Cut the long roll in to a more manageable length and place on a floured cutting surface. Dollop a spoon full of filling in to place about 2 inches apart from each other. Our wide pasta sheets allowed us to make two rows on each sheet.
In a small bowl beat one egg with a little water. Using a pastry brush, brush the beaten egg on the pasta sheet around the filling. Lay a matching flat sheet of pasta on top of the filling layer and work with your fingers to press the pasta around each ravioli, trying best to get out any air bubbles. Then cut out each ravioli (I just used a pizza cutter to do this). Press tightly on the edges to make sure they are sealed. Set them aside on a tray lined with parchment paper, once all your raviolis are cut, place them in the freezer for just 10 minutes to make sure they are set.

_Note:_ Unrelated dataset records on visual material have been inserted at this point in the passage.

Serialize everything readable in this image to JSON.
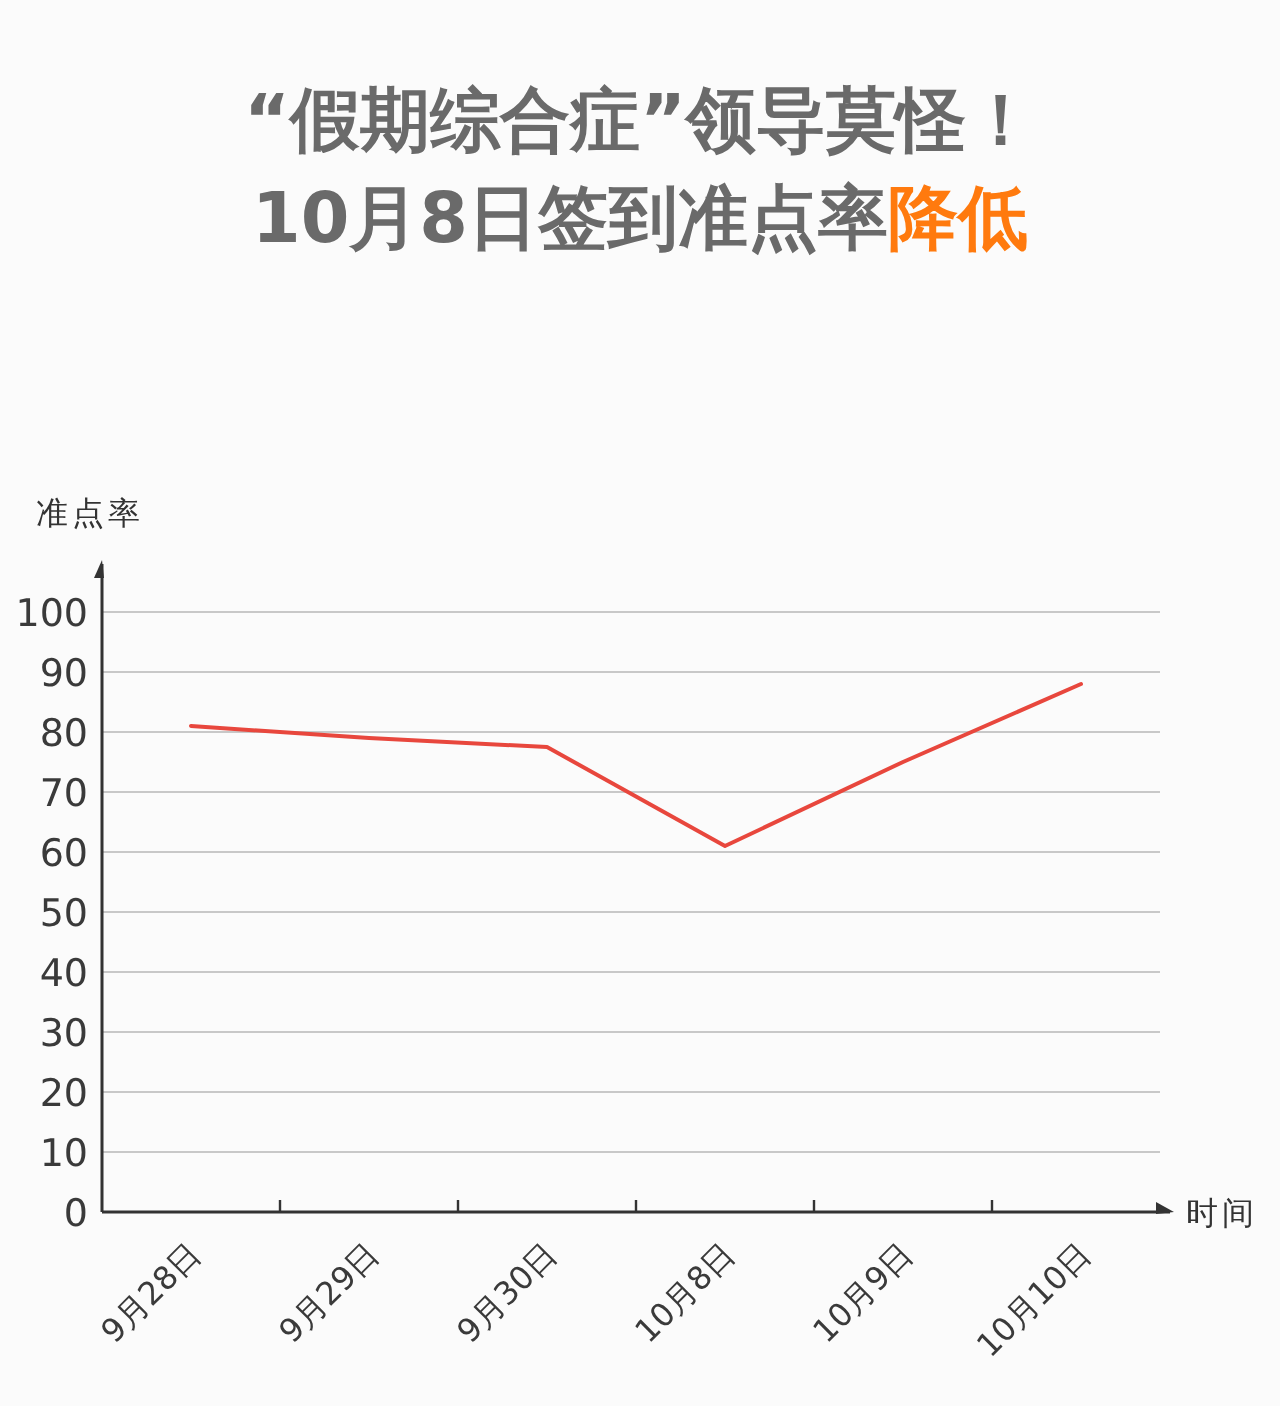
{
  "chart_data": {
    "type": "line",
    "title": "“假期综合症”领导莫怪！",
    "subtitle": "10月8日签到准点率降低",
    "ylabel": "准点率",
    "xlabel": "时间",
    "categories": [
      "9月28日",
      "9月29日",
      "9月30日",
      "10月8日",
      "10月9日",
      "10月10日"
    ],
    "series": [
      {
        "color": "#e8473d",
        "values": [
          81,
          79,
          77.5,
          61,
          75,
          88
        ]
      }
    ],
    "ylim": [
      0,
      108
    ],
    "yticks": [
      0,
      10,
      20,
      30,
      40,
      50,
      60,
      70,
      80,
      90,
      100
    ],
    "grid": "y",
    "line_style": "solid"
  }
}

With the raviolis in the freezer, it’s time to bring your chicken stock and white wine to a boil in a large pot. Taste the broth first- salt to taste if needed. Then working in small batches drop your ravioli in to the broth and cook about 3-5 minutes until they all float, that’s when you know they are done. As they cook set them aside in a serving bowl with a little broth to swim in.
Once all are cooked add some extra broth in the serving bowl and garnish with the crispy cooked pancetta. Serve immediately.